Doch auch die staatliche Bürokratie bereitete Morsi Probleme. Die Richter wurden von islamistischen Schlägertrupps bedrängt, weigerten sich aber, im Sinne der Muslimbrüder zu urteilen. Die Militärführung, die auf eine Gelegenheit wartet, ihren Einfluss wieder zu erweitern, blieb neutral, und auch die führenden Theologen der Universität al-Azhar, der höchsten Autorität des sunnitischen Islam, verweigerten Morsi die Unterstützung.

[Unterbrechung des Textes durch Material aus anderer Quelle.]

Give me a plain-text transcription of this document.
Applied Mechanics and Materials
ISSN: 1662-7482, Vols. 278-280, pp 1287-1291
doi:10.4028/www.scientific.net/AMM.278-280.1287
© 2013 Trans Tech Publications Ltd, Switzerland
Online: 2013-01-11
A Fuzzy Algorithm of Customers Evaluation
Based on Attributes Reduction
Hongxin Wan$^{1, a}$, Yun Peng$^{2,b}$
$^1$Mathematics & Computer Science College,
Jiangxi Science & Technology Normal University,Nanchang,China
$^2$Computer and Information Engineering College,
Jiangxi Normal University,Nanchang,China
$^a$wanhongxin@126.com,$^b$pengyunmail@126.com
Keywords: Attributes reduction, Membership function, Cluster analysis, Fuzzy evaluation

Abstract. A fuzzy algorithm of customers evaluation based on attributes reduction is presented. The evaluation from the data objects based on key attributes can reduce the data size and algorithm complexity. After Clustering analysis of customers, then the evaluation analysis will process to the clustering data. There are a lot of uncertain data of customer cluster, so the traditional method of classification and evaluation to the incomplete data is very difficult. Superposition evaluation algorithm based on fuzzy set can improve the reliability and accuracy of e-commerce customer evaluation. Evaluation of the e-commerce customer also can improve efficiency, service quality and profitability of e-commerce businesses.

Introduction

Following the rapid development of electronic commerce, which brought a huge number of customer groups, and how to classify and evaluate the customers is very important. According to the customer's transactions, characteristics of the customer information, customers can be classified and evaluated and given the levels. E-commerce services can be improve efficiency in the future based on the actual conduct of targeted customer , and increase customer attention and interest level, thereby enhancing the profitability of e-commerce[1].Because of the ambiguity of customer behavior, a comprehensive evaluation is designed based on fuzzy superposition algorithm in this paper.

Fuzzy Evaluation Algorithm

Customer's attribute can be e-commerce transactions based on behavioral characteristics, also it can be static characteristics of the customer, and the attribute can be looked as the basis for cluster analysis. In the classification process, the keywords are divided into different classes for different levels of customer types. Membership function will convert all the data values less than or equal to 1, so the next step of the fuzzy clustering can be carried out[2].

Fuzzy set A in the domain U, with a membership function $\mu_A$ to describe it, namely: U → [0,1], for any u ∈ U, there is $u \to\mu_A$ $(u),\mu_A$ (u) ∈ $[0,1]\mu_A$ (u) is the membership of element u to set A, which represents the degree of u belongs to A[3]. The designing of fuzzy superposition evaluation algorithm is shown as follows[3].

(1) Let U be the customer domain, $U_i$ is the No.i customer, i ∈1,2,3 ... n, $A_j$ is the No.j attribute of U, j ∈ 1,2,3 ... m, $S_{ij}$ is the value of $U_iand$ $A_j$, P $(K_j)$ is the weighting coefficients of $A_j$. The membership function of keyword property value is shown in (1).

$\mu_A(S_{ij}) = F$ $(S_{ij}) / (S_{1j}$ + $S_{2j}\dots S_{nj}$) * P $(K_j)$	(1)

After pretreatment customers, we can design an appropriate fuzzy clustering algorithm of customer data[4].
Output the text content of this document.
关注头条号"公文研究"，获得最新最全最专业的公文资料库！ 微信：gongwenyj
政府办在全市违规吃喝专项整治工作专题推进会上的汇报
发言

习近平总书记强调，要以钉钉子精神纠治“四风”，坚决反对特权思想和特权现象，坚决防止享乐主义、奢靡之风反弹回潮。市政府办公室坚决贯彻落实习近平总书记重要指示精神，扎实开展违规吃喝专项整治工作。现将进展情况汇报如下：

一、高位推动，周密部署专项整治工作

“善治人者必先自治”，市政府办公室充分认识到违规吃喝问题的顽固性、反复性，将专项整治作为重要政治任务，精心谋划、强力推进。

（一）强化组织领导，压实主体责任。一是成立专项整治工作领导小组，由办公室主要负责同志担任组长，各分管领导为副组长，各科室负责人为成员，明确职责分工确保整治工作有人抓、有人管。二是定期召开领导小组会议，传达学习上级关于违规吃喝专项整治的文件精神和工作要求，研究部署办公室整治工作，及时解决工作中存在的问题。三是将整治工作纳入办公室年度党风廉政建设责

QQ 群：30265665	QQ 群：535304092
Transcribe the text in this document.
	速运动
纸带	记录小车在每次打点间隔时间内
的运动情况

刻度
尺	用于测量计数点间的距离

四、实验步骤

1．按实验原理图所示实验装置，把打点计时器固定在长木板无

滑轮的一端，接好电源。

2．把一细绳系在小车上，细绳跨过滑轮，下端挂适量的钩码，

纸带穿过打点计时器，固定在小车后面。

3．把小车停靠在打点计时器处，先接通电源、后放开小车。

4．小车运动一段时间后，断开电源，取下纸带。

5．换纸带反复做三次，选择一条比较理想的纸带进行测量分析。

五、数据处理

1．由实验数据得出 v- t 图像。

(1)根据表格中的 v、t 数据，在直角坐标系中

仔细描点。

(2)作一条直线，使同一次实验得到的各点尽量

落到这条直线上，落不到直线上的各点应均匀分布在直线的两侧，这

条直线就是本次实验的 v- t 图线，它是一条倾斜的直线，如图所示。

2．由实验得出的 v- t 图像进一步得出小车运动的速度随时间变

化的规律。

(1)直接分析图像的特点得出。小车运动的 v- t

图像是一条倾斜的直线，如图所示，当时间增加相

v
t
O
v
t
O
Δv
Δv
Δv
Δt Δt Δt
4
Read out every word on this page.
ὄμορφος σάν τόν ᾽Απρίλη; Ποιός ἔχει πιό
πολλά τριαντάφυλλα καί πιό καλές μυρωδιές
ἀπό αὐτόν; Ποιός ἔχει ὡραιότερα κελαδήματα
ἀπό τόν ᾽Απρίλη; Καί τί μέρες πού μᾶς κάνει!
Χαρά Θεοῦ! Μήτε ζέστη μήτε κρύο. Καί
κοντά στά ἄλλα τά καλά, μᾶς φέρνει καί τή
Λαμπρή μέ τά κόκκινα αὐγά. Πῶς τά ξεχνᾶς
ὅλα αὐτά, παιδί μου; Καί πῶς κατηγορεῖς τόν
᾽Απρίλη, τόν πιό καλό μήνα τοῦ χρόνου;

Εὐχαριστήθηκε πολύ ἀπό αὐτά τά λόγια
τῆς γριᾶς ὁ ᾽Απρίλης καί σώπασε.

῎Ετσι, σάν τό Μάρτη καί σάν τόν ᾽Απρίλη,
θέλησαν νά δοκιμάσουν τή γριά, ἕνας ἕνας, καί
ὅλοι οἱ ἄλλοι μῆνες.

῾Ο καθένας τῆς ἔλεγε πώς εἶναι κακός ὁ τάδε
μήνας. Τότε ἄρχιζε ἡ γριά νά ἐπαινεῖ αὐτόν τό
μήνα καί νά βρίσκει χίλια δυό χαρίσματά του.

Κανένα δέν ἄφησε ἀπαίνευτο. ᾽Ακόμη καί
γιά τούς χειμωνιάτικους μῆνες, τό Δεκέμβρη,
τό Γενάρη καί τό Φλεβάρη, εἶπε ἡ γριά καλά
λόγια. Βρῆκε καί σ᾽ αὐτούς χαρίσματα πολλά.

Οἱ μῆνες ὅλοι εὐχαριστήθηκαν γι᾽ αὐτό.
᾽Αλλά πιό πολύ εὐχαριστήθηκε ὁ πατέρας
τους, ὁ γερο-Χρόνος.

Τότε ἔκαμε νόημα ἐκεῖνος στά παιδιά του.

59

Bedrängt von einer Massenbewegung und ohne ausreichenden Rückhalt in den Institutionen, musste Morsi seine Selbstermächtigung größtenteils wieder zurücknehmen. Nun drängte er auf eine schnelle Abstimmung des hastig fertiggestellten Verfassungsentwurfs, um aus der Niederlage noch einen Sieg zu machen.
„Gelenkte Demokratie“
Der Entwurf macht aus Ägypten keinen „Gottesstaat“ nach iranischem Muster, aber eine „gelenkte Demokratie“, in der die Menschenrechte eingeschränkt werden und bürgerliche Rechte nur unter staatlicher Aufsicht ausgeübt werden dürfen. So soll ein „Nationaler Medienrat“ dafür sorgen, dass die „Werte und konstruktiven Traditionen der Gesellschaft“ geachtet werden (Artikel 215), in Zeiten „öffentlicher Mobilisierung“ sieht Artikel 48 explizit „spezifische Zensurmaßnahmen“ vor.

Den Gewerkschaften wird unter anderem die Aufgabe zugewiesen, „den Produktivitätsstandard ihrer Mitglieder zu heben“ (Artikel 52), überdies soll es nur noch eine Gewerkschaft pro Berufszweig geben. Angesichts des offensichtlichen Machthungers der Islamisten mussten die ArbeiterInnen nicht lange rätseln, wessen Gewerkschaft die Zulassung wohl erhalten würde.

Die Ägypterinnen suchten vergeblich nach einem Artikel, der ihre Gleichberechtigung wenigstens formal garantiert.

„Die Verfassung ist für alle Ägypter“ ist eine zentrale Parole der säkularen Bewegung. Obwohl Muslimbrüder und reaktionäre Prediger nicht versäumten, die Zustimmung zur religiösen Pflicht zu erklären, konnten sie kaum mehr als ein Fünftel der Bevölkerung für ihre Ziele gewinnen. Sie werden die Verfassung dennoch als gültig betrachten. Ihre Popularität aber haben sie auch unter konservativen ÄgypterInnen weitgehend verloren, und die Proteste der vergangenen Wochen waren die größte antiislamistische Massenbewegung, die es jemals gegeben hat. „Glaubt ihr wirklich, die Leute werden auf magische Weise verschwinden?“, fragt der Blogger Sandmonkey an die Adresse der Muslimbrüder. „Das Spiel ist vorbei, Islamisten.”